O primeiro projeto de lei teve origem no Senado Federal sob o número n° 477, protocolado em data 15/08/2007, onde obteve a aprovação dos senadores, sendo, para tanto, remetido à Câmara dos Deputados para votação[3].
Chegando à Câmara passou a tramitar sob o n° 4.568/2008.
Durante seu trâmite na Câmara outros dois projetos de lei foram propostos sob os números 4.907/2009 e 6.460/2009[4]. Versando sobre o mesmo assunto, os dois últimos foram apensados ao primeiro que teve origem no Senado.
Entrementes, diferente do que ocorrera no Senado Federal, na Câmara dos Deputados os três projetos foram arquivados nos termos do § 4° do art. 58 do Regimento Interno da Câmara dos Deputados, sob o argumento de inadequação financeira e orçamentária (BRASIL, 2011).
Destarte, uma possível caracterização como de natureza insalubre, as atividades desenvolvidas pelos agentes comunitários de saúde, ficou somente na intenção, não se concretizando.
Porquanto, permanece a interpretação de que no plano teórico as atividades desempenhadas por esses empregados não se enquadram nas hipóteses contidas no Anexo 14, da NR 15, Portaria 3.214/78 do Ministério do Trabalho.
7. Conclusão.
Buscou-se, com o presente trabalho, trazer à discussão o não enquadramento das atividades laborais desenvolvidas pelos agentes comunitários de saúde, como atividades insalubres.
Para tanto, foi apresentada a definição legal das atividades insalubres e como elas surgem para mundo jurídico.

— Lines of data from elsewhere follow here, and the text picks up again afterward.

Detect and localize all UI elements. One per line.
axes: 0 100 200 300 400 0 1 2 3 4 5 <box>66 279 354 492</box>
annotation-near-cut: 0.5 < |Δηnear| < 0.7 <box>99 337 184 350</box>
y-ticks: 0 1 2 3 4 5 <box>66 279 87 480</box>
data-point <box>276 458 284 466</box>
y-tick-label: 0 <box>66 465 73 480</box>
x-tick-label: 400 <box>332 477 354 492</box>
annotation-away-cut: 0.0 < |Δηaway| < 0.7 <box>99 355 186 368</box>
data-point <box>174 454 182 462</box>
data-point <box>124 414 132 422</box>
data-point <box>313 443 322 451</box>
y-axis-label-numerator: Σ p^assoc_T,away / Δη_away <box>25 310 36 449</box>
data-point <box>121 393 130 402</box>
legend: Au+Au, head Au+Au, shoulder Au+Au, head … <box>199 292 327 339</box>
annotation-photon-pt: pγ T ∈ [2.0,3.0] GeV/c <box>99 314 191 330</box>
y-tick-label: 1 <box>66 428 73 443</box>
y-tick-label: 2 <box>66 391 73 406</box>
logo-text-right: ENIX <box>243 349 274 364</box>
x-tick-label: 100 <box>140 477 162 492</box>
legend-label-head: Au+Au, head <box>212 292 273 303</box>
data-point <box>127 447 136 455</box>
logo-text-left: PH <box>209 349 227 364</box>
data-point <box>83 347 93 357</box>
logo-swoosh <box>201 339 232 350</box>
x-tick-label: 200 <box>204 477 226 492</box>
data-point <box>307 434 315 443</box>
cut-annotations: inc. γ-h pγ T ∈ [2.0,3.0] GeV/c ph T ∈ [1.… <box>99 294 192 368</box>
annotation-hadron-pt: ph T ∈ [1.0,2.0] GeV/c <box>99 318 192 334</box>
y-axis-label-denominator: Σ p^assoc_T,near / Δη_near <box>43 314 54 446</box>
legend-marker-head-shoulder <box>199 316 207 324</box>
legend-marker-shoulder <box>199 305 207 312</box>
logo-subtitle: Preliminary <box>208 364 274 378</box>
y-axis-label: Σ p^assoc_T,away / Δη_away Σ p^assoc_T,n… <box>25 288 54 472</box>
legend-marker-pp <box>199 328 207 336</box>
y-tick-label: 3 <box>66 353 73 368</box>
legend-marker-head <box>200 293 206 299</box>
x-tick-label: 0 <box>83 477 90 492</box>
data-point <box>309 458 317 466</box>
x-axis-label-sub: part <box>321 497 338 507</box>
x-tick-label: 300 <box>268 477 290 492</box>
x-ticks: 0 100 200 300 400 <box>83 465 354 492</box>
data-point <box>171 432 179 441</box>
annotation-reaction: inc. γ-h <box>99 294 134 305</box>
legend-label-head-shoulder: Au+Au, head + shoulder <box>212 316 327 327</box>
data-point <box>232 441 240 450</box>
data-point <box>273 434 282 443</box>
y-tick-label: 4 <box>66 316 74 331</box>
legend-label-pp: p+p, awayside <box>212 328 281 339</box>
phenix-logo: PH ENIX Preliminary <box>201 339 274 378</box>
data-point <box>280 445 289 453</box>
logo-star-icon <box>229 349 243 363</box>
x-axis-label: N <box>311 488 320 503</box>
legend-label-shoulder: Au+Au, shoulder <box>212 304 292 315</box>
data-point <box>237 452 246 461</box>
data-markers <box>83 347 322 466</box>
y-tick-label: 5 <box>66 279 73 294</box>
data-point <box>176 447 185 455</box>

Partindo deste ponto, foram confrontadas as atividades desempenhadas pelos agentes comunitários de saúde, descritas no art. 3° da Lei Federal n° 11.350/2006, com o Anexo 14 da NR 15, da Portaria 3.214/78 do Ministério do Trabalho, interpretando-se que as atividades desenvolvidas pelos referidos trabalhadores não são insalubres, pois, no plano teórico-jurídico, estão ausentes as duas condições qualificadoras da atividade insalubre, quais sejam, o local de trabalho e o contato permanente com agentes biológicos.
O presente estudo trouxe, ainda, a verificação de que na seara prática, levada à solução pela prestação jurisdicional do Estado, existe certa divergência jurisprudencial junto aos Tribunais Regionais do Trabalho, quando em algumas vezes são consideradas a existência da atividade insalubre através de perícia.
Entrementes, o Tribunal Superior do Trabalho possui o atual entendimento, externado através da OJ n° 04 da SDI1, que a insalubridade constatada mediante laudo pericial não é o bastante para o deferimento do competente adicional, pois é indispensável que a atividade esteja no rol daquelas atividades insalubres fixadas pelo Ministério do Trabalho, sendo esta interpretação colhida do art. 190 da CLT.
Deveras, ao se debruçar sobre os textos do art. 190 da CLT e da OJ n° 04 da SDI1 deve ser extraída a conclusão de que não foi dado ao Poder Judiciário, em sua prestação jurisdicional, ampliar a vontade do legislador, elastecendo o rol das atividades e operações insalubres, pois, o Poder Legiferante reservou exclusivamente ao Ministério do Trabalho a atribuição de elaborar e aprovar o quadro de atividades e operações insalubres, devendo, pois, permanecer firme a interpretação teórico-jurídica acima aventada, a qual se apura que as atividades desenvolvidas pelos agentes comunitários de saúde não são insalubres.
Por fim, a discussão do tema nas veredas dos Tribunais será sempre atual até o Congresso Nacional de maneira definitiva aprove uma lei regulando o assunto, haja vista que, até agora existiram apenas tentativas e estas foram todas frustradas.